Chinese and ayurvedic medicine utilise a number of plants that are still relatively unknown in Western medicine. One such plant is Berberis vulgaris, or European barberry, the berries of which contain a powerful plant alkaloid called berberine. Traditionally used for its immune-stimulant, anti-fungal, and anti-bacterial properties, and its ability to control intestinal disorders, this substance has emerged as a new means of treating type II diabetes and pre-diabetic conditions, incidence of which has been growing rapidly for some years.
¤ Berberine’s mechanism of action essentially relates to the regulation of AMPK-Adenosine Monophosphate activated Protein Kinase. This is a fundamental and ubiquitous enzyme which is involved in normalising energy metabolism and regulating food intake and sensitivity of tissues to insulin. Thus it plays a key role in certain metabolic diseases such as diabetes and its complications, insulin-resistance and obesity.
¤ In activating AMPK, berberine works at several levels :
• by improving sensitivity to insulin, it facilitates intracellular glucose transport, enhancing the body’s use of both sugar and insulin and thus reducing blood glucose levels ;
• by stimulating fatty acid metabolism in the mitochondria, it reduces levels of circulating lipids in the blood: triglycerides and LDL-cholesterol ;
• by promoting extraction of glucose transporters from the circulation, it results in measurable reductions in blood sugar levels;
• and finally, by increasing production of GLUT4, a glucose transporter present only in muscles and fat cells, it leads to significant improvements in insulin sensitivity.

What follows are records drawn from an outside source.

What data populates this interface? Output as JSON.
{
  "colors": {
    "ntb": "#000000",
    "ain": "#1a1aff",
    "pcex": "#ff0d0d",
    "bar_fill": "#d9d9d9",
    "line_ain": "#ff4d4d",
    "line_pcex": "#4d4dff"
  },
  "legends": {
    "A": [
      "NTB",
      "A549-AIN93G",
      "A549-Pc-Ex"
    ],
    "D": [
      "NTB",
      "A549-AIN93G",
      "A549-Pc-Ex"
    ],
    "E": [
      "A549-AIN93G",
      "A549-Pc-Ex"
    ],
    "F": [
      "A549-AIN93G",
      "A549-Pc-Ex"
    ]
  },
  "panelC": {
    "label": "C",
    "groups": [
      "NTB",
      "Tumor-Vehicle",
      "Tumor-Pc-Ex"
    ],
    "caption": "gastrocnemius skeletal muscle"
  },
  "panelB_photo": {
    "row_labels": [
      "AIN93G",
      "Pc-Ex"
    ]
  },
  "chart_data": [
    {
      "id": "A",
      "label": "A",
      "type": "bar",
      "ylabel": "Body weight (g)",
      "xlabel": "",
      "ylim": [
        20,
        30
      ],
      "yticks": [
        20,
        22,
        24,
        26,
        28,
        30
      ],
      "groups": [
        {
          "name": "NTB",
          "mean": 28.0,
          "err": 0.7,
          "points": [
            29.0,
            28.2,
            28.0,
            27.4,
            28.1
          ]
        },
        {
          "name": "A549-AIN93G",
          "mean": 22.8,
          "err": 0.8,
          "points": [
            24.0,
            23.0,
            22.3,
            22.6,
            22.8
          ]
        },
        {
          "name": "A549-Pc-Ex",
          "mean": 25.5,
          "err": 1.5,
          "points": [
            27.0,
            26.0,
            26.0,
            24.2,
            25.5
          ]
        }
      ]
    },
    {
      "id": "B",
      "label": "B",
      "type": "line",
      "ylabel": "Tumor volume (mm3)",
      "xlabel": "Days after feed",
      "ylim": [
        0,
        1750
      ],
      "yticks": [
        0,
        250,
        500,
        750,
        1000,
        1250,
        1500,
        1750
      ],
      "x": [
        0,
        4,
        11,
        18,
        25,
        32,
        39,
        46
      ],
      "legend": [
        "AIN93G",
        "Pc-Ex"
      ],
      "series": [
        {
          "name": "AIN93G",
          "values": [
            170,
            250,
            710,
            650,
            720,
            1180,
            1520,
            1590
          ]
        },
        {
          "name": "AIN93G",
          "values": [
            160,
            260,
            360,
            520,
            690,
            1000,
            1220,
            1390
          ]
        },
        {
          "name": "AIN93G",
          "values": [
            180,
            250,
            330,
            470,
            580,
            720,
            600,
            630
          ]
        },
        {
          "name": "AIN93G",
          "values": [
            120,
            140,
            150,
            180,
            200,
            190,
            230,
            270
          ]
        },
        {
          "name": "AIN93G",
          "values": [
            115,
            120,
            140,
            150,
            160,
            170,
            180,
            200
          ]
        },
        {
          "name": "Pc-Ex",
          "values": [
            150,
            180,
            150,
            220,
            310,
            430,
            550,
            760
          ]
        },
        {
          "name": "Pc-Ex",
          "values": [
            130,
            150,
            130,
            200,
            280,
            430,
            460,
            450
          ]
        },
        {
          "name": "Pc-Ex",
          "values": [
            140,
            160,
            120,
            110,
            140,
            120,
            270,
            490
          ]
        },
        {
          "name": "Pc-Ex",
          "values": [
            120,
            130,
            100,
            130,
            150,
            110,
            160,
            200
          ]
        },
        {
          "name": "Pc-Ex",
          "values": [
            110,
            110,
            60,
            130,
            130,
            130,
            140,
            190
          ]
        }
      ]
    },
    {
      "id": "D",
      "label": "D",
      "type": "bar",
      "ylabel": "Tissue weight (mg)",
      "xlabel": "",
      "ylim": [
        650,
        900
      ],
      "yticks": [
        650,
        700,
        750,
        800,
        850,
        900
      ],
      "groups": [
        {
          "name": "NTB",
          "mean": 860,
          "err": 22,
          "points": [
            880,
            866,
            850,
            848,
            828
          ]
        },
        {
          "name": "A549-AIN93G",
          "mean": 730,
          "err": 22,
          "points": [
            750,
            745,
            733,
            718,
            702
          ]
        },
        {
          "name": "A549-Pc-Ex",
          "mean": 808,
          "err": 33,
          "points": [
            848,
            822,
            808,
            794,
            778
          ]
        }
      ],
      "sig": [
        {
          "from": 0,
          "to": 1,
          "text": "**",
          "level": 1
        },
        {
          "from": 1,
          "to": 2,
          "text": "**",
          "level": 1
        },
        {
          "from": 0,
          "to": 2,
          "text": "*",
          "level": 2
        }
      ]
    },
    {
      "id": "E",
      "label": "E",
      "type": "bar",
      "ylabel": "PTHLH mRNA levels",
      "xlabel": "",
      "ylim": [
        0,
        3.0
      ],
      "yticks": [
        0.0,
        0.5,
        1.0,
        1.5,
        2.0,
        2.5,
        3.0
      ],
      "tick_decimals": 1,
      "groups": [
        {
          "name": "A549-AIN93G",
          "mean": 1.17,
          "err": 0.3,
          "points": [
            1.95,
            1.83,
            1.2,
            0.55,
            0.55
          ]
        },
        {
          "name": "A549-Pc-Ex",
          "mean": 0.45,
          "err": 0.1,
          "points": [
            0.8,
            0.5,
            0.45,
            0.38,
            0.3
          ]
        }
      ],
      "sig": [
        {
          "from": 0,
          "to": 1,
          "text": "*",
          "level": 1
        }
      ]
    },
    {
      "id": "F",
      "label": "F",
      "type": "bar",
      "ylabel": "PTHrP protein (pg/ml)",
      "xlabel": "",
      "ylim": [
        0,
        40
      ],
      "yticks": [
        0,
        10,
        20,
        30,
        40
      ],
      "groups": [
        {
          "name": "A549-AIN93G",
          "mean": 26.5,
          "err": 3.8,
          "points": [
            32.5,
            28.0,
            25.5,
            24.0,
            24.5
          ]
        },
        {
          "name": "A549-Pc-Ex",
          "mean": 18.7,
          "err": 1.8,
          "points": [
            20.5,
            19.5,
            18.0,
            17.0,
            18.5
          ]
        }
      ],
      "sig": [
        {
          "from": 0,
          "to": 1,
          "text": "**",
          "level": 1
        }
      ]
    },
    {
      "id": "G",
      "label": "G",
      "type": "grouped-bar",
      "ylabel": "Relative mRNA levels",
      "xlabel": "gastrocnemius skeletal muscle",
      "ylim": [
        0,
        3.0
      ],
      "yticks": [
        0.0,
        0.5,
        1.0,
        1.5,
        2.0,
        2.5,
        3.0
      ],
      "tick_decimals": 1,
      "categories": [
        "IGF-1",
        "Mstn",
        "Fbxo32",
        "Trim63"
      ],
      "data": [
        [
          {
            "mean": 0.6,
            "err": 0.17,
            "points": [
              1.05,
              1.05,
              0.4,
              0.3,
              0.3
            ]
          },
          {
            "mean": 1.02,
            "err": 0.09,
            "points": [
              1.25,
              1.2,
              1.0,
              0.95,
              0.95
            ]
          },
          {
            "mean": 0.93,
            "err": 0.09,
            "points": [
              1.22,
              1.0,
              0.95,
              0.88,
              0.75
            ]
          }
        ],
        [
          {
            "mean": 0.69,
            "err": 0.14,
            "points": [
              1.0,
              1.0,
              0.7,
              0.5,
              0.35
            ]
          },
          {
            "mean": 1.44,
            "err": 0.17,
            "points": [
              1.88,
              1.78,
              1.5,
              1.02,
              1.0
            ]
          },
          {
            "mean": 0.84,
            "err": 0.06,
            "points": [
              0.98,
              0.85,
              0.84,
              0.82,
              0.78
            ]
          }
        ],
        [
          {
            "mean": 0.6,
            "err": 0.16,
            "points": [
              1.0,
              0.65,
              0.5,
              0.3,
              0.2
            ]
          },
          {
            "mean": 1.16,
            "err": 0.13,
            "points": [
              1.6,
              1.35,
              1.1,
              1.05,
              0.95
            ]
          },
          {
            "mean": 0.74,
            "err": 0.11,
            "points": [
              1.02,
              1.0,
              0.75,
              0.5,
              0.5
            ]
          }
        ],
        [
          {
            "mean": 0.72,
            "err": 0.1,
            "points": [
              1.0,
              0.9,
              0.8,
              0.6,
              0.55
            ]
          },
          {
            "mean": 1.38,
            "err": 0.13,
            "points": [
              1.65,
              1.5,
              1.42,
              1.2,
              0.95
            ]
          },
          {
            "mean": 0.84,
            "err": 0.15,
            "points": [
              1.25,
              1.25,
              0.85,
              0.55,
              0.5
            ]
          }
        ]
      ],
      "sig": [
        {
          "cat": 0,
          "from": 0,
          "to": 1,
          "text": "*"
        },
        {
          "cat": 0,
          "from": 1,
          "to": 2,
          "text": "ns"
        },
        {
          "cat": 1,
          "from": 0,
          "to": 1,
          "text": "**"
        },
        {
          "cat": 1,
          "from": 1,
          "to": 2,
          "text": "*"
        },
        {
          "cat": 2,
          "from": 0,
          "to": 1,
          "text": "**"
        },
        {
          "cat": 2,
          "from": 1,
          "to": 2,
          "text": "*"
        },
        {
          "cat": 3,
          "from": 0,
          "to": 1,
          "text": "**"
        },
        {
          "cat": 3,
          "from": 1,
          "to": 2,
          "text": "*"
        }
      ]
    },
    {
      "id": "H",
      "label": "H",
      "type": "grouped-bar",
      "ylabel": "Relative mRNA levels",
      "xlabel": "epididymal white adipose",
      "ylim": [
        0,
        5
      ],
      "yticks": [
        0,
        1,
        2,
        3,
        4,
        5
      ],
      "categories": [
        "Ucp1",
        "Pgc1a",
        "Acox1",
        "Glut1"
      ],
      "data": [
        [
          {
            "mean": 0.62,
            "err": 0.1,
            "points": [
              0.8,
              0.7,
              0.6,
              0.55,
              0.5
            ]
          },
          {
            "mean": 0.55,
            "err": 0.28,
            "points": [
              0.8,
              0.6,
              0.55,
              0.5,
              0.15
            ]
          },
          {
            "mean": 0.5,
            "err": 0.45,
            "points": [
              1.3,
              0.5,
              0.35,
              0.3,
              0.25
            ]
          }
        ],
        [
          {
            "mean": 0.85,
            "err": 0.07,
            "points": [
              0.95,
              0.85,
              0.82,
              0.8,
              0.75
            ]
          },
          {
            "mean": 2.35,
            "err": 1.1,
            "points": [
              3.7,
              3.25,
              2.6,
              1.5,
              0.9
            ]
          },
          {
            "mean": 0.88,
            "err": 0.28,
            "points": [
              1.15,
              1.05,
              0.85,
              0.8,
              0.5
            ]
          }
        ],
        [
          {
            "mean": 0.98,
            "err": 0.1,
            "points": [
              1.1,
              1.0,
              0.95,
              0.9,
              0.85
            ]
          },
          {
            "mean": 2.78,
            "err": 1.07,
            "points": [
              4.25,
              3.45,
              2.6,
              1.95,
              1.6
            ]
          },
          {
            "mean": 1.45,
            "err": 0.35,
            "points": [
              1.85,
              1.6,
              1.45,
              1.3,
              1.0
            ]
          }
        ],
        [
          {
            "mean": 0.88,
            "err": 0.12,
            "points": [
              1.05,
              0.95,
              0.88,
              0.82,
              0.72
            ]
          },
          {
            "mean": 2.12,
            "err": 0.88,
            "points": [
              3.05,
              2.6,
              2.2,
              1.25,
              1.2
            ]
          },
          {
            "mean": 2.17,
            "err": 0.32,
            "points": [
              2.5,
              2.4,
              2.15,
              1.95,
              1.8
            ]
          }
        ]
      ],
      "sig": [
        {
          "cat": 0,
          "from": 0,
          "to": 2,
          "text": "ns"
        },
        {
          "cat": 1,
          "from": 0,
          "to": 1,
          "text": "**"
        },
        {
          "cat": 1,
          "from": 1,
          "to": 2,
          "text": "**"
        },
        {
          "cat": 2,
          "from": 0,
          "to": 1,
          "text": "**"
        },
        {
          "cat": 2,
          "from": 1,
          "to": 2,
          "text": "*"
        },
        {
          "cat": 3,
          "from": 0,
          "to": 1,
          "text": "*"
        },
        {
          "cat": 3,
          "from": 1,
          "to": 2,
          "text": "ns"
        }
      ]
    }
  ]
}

¤ Such is the extent of berberine’s properties, it can be compared with metformin, a drug widely-used to treat type II diabetes and excess weight associated with glucose metabolism. Furthermore, the most representative studies focus on the efficacy of berberine versus metformin in patients with type II diabetes, whether or not associated with dyslipidaemia.
¤ With properties traditionally-recognised as beneficial to immunity, cardiovascular and intestinal health, berberine also appears to be an excellent, easy to use and well-tolerated nutritional supplement for treating type II diabetes in its early stages, or as an adjuvant therapy.
¤ Research on berberine suggests the recommended daily amount to be between 1,000 and 1,500 mg a day, spread over two or three doses, taken before the three main meals of the day.
¤ In order to benefit fully from berberine supplementation, it should be taken for at least three months, as its optimal activity is only apparent after two weeks’ regular use.
¤ Apart from a few reported cases of mild, temporary constipation immediately after beginning supplementation, berberine is completely free of side-effects.
¤ To summarise, the four main benefits from berberine supplementation are :
• significant reductions in glycaemia ;
• decreased levels of glycated haemoglobin (HbA1c) ;
• rebalancing of circulating levels of insulin ;
• lower triglycerides, LDL-cholesterol and total blood cholesterol.